The three right hands—Vin's strong and broad, Judy's thin and flexible, Toby's still a star-fish—plunged in and out of the three distorted stockings, until there was nothing left but the time-hallowed tangerine in the toe. (It was curious how that tradition lingered, even nowadays when children had a good supply of fruit all the year round.) Their methods were as different as their hands. Vin, with little grunts of approval, examined each object carefully as he drew it out, exploring all its possibilities before he went on to the next. Judy, talking the whole time, pulled all her treasures out in a heap, took a quick glance at them and went straight for the one she liked best—a minikin nigger baby in a wicker cradle. Toby pulled all his out, too, but he arranged them in a neat pattern on the eiderdown and looked at them for a long time in complete silence. Then he picked up one of them—a big glass marble with coloured squirls inside—and put it by itself a little way off. After that he played with the other toys, appreciatively enough; but from time to time his eyes would stray towards the glass marble, as though to make sure it was still waiting for him.

Mrs. Miniver watched him with a mixture of delight and misgiving. It was her own favourite approach to life: but the trouble was that sometimes the marble rolled away. Judy's was safer; Vin's, on the whole, the wisest of the three.

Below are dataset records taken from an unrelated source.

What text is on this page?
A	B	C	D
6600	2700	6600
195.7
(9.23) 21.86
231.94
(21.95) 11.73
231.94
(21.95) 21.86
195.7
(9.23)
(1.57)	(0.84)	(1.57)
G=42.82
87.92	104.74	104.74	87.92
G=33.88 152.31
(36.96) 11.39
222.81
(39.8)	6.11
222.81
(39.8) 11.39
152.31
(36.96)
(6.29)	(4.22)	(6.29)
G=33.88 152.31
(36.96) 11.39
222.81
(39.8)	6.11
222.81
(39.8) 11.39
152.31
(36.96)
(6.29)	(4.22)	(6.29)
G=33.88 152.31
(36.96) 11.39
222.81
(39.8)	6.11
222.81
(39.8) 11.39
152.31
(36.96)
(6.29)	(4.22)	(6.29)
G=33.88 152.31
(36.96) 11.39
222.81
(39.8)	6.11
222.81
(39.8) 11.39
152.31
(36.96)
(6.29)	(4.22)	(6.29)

To the banquet of real presents which was waiting downstairs, covered with a red and white dust-sheet, the stocking-toys, of course, were only an aperitif; but they had a special and exciting quality of their own. Perhaps it was the atmosphere in which they were opened—the chill, the black window-panes, the unfamiliar hour; perhaps it was the powerful charm of the miniature, of toy toys, of smallness squared; perhaps it was the sense of limitation within a strict form, which gives to both the filler and the emptier of a Christmas stocking something of the same enjoyment which is experienced by the writer and the reader of a sonnet; or perhaps it was merely that the spell of the old legend still persisted, even though for everybody in the room except Toby the legend itself was outworn.

There were cross-currents of pleasure, too: smiling glances exchanged by her and Vin about the two younger children (she remembered suddenly, having been an eldest child, the unsurpassable sense of grandeur that such glances gave one); and by her and Clem, because they were both grown-ups; and by her and Judy, because they were both women; and by her and Toby, because they were both the kind that leaves the glass marble till the end. The room was laced with an invisible network of affectionate understanding.

This was one of the moments, thought Mrs. Miniver, which paid off at a single stroke all the accumulations on the debit side of parenthood: the morning sickness and the quite astonishing pain; the pram in the passage, the cold mulish glint in the cook's eye; the holiday nurse who had been in the best families; the pungent white mice, the shrivelled caterpillars; the plasticine on the door-handles, the face-flannels in the bathroom, the nameless horrors down the crevices of armchairs; the alarms and emergencies, the swallowed button, the inexplicable earache, the ominous rash appearing on the eve of a journey; the school bills and the dentists' bills; the shortened step, the tempered pace, the emotional compromises, the divided loyalties, the adventures continually forsworn.

And now Vin was eating his tangerine, pig by pig; Judy had undressed the nigger baby and was putting on its frock again back to front; Toby was turning the glass marble round and round against the light, trying to count the squirls. There were sounds of movement in the house; they were within measurable distance of the blessed chink of early morning tea. Mrs. Miniver looked towards the window. The dark sky had already paled a little in its frame of cherry-pink chintz. Eternity framed in domesticity. Never mind. One had to frame it in something, to see it at all.